Now it appears that relief might be on the way in the form of HB104 - a proposed bill that would place a two-year moratorium on the imposition and collection of surcharges under the DRP.
The DRP was created in 2003 partially as a funding mechanism for trauma centers in the state. The promise was that folks who drove without insurance or on suspended licenses would cough up some money that the state would collect and distribute (hmm, sounds like a tax to me). Over the years, however, the program has not generated the funds lawmakers had expected.
Being that most folks ticketed for driving without insurance or on suspended licenses tend to be on the poorer end of the spectrum, the state has only collected about 40% of the surcharges levied on motorists. So, not only did the program not generate the amount of revenue expected - it couldn't even collect half the surcharges levied.

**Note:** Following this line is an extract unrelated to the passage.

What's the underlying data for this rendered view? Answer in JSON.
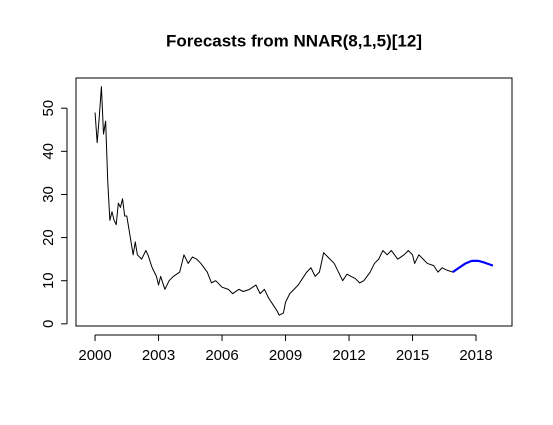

The bill would allow the DPS to begin imposing and collecting surcharges after September 1, 2013 provided the state had not yet found a mechanism to fund trauma centers at the level they are currently funded. Whether this will encourage lawmakers to come up with a new funding mechanism or just sit on the hands has yet to be determined.
For way too long the state legislature (and governor) have resisted devising equitable mechanisms to fund this state. The sales tax is regressive. The lottery is a scam directed at the poor. The DRP is yet another attempt to impose higher taxes on the poor while reducing the tax burden on the wealthy.
Imposing a moratorium on the DRP rather than abolishing the whole thing may be a baby step - but at least it's a step in the right direction.